How we decide to allocate intellectual property rights and whether fair use applies to the development and training of artificial intelligence systems has significant implications. Efforts to require technology platforms to negotiate with news publishers and allow news publishers to collectively bargain over the use of their content could be particularly helpful in this regard.
News media bargaining rules, already in place in Australia and Canada and under consideration in 12 more jurisdictions, including the US and several states, will initially limit the value that news snippets provide to Google Search. It was seen as a way to demand fair compensation. and Meta’s social media platforms. However, as I have stated to the California Senate, the Canadian Parliament, and the Competition Commission of South Africa in public hearings held over the past few months, these also apply to demanding compensation for content scraping and crawling of AI systems. It can and should be used.
The Center for Journalism and Freedom, which I direct, is a global tracker of Technology and Media Fair Compensation Frameworks, which tracks adopted and proposed regulations around the world. None of these explicitly mention the use of news content in large-scale language models or generative AI products, but they do cover scraping and crawling of a news publisher’s website. The former chair of Australia’s Competition Commission and author of the country’s pioneering News Media Bargaining Code similarly urges publishers to leverage existing frameworks to negotiate deals. .
By requiring technology companies to license the use of news publishers’ content through this type of legislation, smaller, local, niche, and non-English speaking news publishers will also be able to negotiate the use of their content and data. This type of journalism is particularly useful for localizing generative search, summarization, content creation, and other applications that leverage journalism to provide more accurate, timely, and relevant results, especially in languages other than English. .
Journalism is also an important source of data for improving the quality of the underlying model. Foundational models are plagued by bias, misinformation, and spam, which makes access to diverse sources of quality factual information even more valuable, especially in low-resource digital languages. Become. Moreover, the quality of data is as important as the quantity of data, so journalism continually provides new and timely human-generated data.
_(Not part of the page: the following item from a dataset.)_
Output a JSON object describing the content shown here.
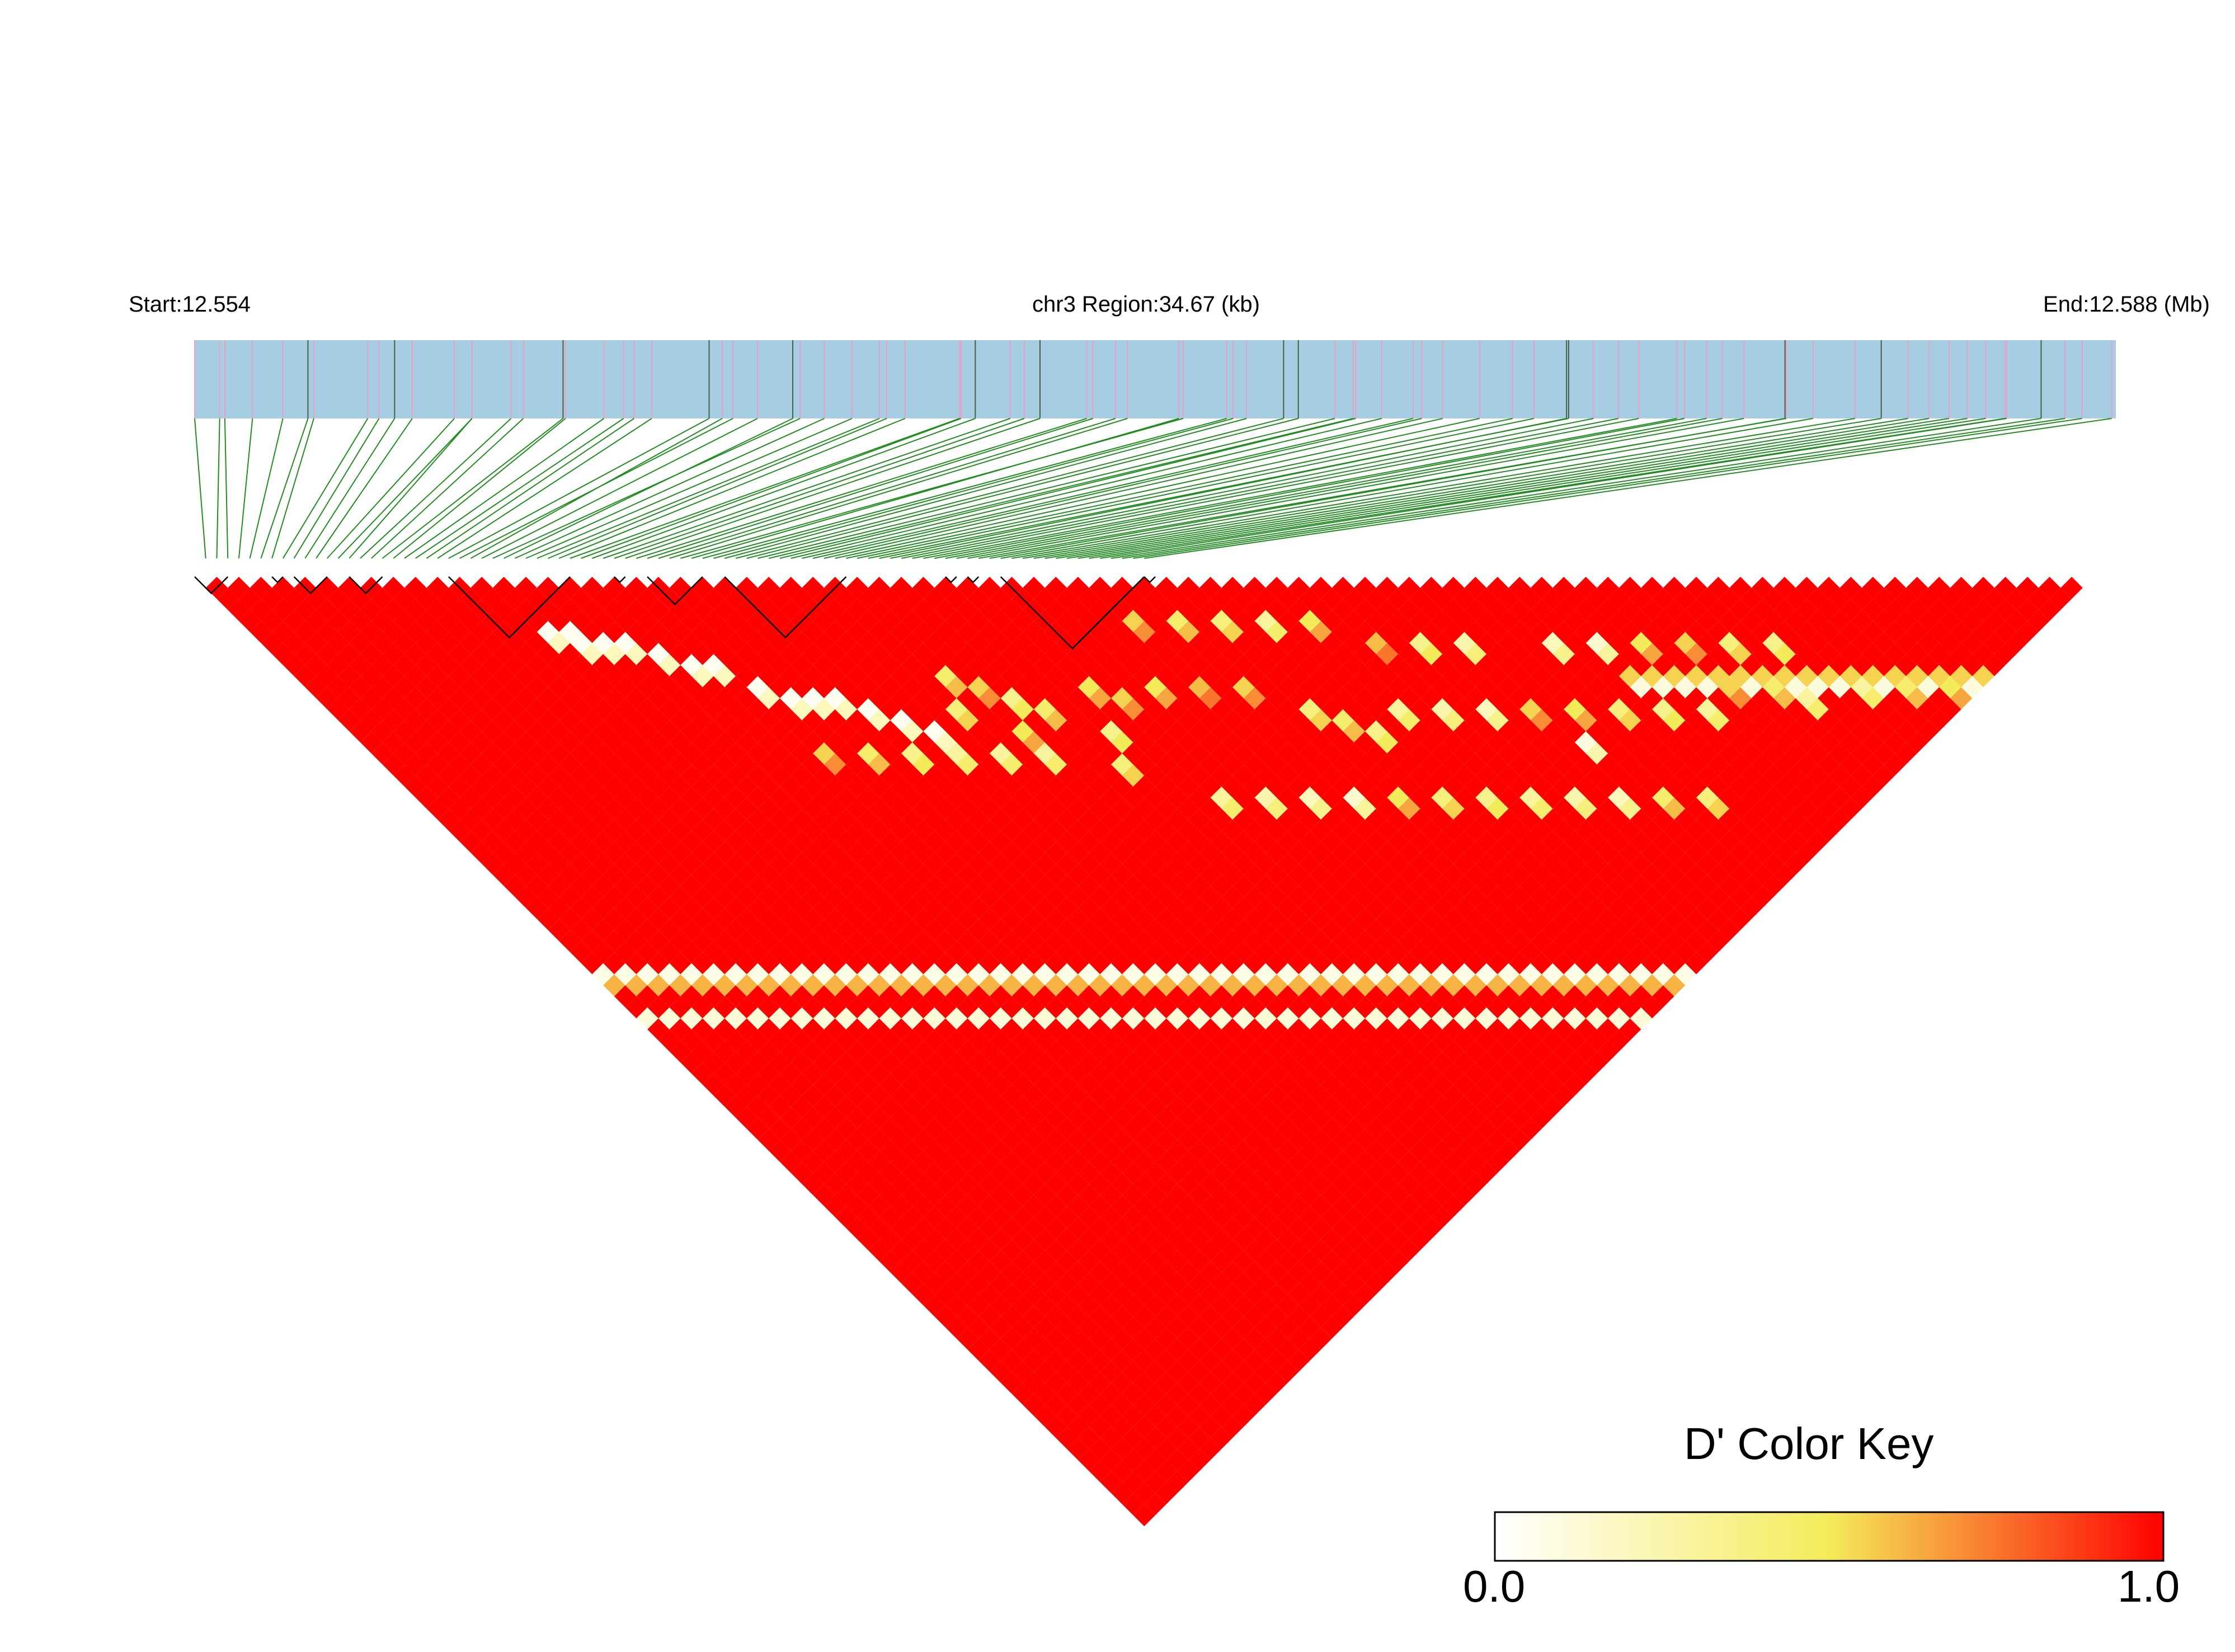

We are at a time now where the news industry needs to come together. As large media conglomerates and major publications strike deals with tech giants, we need to demand a framework that benefits journalism as a public good, not just to line the pockets of corporate owners. That’s why the only way for journalism to survive AI is to double the number of journalists. While adapting to and integrating AI is important for journalism, replacing journalists in newsrooms will hasten its demise and have profound implications for democracy in the United States and around the world.
News organizations need to consider how to optimize revenue streams and assert pricing autonomy across the AI value chain. Different parts of AI systems and applications need to find ways to unlock journalistic value by adopting sophisticated and dynamic reward frameworks and pricing strategies for news content. You need access to information about how your content is used in AI systems, such as datasets and underlying model weights. Government regulations will also be needed to make this possible.